After witnessing the frustration in those he loved, he said it hit him how many times that must have happened to the female students in the youth groups he pastored because of rules he put in place. Brewer said he went home and posted the now-viral social media post.
“The number one thing I hope comes from this is that we as leaders, especially in the church, would walk in humility and stop pretending we’re the ones who have the answers,” Brewer told TODAY Parents. “I truly am sorry, and my intention was to say that and to say that while my heart may have been in the right place, I missed the boat in this area.”
People’s Reactions Vary
The viral post has received over 20,000 comments, some agreeing with Brewer and others not so much. Here are a few examples.
One female wrote: “Finding one-piece bathing suits (cheaper ones) is almost impossible. I had to have two for my daughter one year, but in the end she just wore shorts and a shirt. You’re not always going to have a tiny body, so enjoy it while you can. If someone makes something of it, that’s usually on them.”
A mother wrote: “My daughter would appreciate this. Nothing wrong with modesty, but I truly hate the fights over what she wears because I don’t want attention drawn to her body. Truth is, boys/men are gonna look no matter what she’s wearing, whether it’s jeans or a bikini.”
Another girl thanked Brewer: “I don’t know you, but this post of yours made it across my screen. Just wanted to let you know how much I appreciated it. Thank you!”
“Teaching a young girl that her body is the problem contributes to rape culture. Thank you for putting the onus onto men to control their own urges rather than on women to cover up as though somehow our very existence is sinful,” one commenter posted.
An unpopular comment read: “All y’all shaming the boys and expecting boys to not look and all is ridiculous. I’m all for not shaming girls, but this has to be handled equally.”

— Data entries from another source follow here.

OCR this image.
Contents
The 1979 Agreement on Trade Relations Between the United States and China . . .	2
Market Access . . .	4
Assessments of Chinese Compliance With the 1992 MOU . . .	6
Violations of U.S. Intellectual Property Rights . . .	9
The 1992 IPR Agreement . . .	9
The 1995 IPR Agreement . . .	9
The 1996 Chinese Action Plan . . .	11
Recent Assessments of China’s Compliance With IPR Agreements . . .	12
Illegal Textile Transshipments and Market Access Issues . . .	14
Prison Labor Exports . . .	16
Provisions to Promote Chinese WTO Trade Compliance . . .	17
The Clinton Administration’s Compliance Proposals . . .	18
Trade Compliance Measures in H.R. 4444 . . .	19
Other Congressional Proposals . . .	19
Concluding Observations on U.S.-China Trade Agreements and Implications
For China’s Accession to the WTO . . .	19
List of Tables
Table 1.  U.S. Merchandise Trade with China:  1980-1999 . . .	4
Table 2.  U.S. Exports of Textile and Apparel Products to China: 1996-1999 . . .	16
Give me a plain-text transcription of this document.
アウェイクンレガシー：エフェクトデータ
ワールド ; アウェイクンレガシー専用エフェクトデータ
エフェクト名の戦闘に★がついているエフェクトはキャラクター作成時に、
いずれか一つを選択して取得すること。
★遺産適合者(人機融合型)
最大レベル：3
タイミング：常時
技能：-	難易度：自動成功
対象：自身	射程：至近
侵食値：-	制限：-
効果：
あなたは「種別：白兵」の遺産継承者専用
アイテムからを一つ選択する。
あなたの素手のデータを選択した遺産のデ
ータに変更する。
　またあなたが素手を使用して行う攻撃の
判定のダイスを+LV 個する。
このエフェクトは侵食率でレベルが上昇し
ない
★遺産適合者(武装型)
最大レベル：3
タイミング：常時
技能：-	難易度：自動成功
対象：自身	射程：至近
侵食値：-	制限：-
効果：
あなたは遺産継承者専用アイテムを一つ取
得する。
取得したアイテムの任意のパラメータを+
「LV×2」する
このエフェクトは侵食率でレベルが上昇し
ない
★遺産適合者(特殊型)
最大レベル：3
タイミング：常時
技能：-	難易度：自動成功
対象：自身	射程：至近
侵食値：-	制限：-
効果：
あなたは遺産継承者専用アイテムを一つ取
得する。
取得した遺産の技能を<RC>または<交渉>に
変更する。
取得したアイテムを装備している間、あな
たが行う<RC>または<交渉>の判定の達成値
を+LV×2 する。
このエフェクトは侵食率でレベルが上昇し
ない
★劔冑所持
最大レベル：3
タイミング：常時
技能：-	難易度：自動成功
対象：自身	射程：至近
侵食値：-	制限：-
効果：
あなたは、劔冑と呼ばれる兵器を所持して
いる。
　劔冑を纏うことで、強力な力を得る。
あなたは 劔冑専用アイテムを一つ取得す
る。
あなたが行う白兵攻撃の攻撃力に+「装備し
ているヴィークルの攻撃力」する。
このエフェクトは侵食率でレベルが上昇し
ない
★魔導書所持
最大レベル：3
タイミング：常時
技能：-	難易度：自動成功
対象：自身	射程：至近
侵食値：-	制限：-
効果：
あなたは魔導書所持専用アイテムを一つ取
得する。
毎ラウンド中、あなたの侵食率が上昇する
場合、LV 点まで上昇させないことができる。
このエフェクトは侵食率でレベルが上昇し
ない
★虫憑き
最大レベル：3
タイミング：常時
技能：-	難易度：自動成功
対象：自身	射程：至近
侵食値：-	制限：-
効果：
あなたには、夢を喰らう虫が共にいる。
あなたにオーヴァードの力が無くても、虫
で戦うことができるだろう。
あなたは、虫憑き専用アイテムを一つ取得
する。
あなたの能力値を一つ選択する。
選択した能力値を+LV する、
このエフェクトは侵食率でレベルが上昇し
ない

Another said: “As a youth pastor….this is an inappropriate post.”
“Are you freaking kidding me???? Is this a serious post? I really hope not. It’s so ridiculous. This just places all blame on boys. Girls still need to dress modestly. Each gender should dress modestly and respect themselves and the other gender,” another wrote.
‘Modest Is Hottest’ Video Causes Uproar
Christian singer Matthew West underwent major scrutiny for a satire video he made with his daughters and wife titled “Modest is Hottest.” The video was deleted from all platforms shortly after it was released.
One critic of West’s video said, “Since we’re teaching girls about dressing modestly, and I believe it’s important to teach them to ask themselves the question, but isn’t it just as important to teach the boys as well….just a thought.” Another said, “Purity culture has messed up a bunch of us so maybe this is a little tone deaf.”
Skillet’s John Cooper and former ZOEgirl artist and author Alisa Childers were guests on Childers podcast. They discussed feeling that the “woke mob” was attempting to “cancel” West because his song talked about modesty.
“Isn’t it possible to encourage our daughters to dress modestly—for lots of reasons, not just because of what it’s going to do to guys—while at the same time helping them understand that they’re not responsible for men’s lust?” Childers asked.
Cooper encouraged other Christian parents to “protect their kids out of love.” The Skillet singer, who has an 18-year-old daughter, said, “it’s really silly” to say the Bible doesn’t speak to purity issues.